Autant il me semble constructif et sain de se confronter à des idées théoriques et inapplicables – la confrontation est toujours piquante – autant après six heures de discours à base de “ne dites pas à Farid qu’il vous gonfle mais que la relation entre vous et lui semble de nature à vous gonfler.” ma seule envie est de sortir dans la rue arracher leur sucette à des bébés et révéler à Nadine Morano que Joséphine Ange Gardien, en fait, c’est une comédienne.

Pendant la pause, je croise J. qui change de couleur.

“Monsieur, vous nous aviez dit que vous seriez pas là.
– J’ai dit que je ne faisais pas cours. Mais je suis dans le collège.
– Mais pourquoi vous faites pas cours ?
– Parce que j’assiste à une réunion.
– Mais pourquoi vous êtes dans le collège ?”

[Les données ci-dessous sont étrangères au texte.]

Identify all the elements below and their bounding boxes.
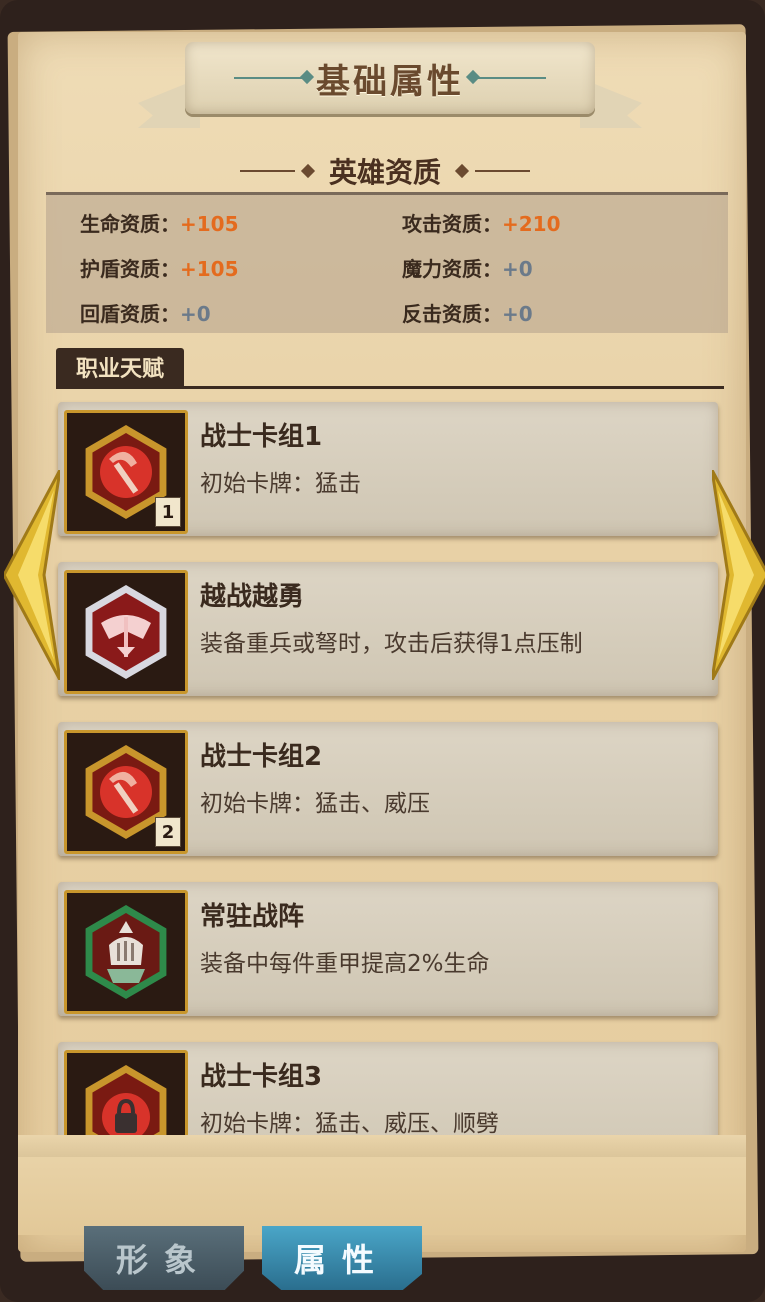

J., qui, en 5ème, connaît déjà ses trois premières déclinaisons et en sait probablement plus que moi sur la cellule familiale romaine ne parvient pas à concevoir par quel bizarre accident spatio-temporel je peux me trouver à Ylisse sans faire cours.

Discussion avec S. “On se connaît depuis deux ans et une semaine.” J’adore son choix de mots. S. est l’une des collègues avec qui j’ai effectué ce mémorable séjour à Palerme. Nous en savons beaucoup l’un sur l’autre depuis. Et nous parlons à peine. C’est une relation en satin, un truc fluide, sans attaches. 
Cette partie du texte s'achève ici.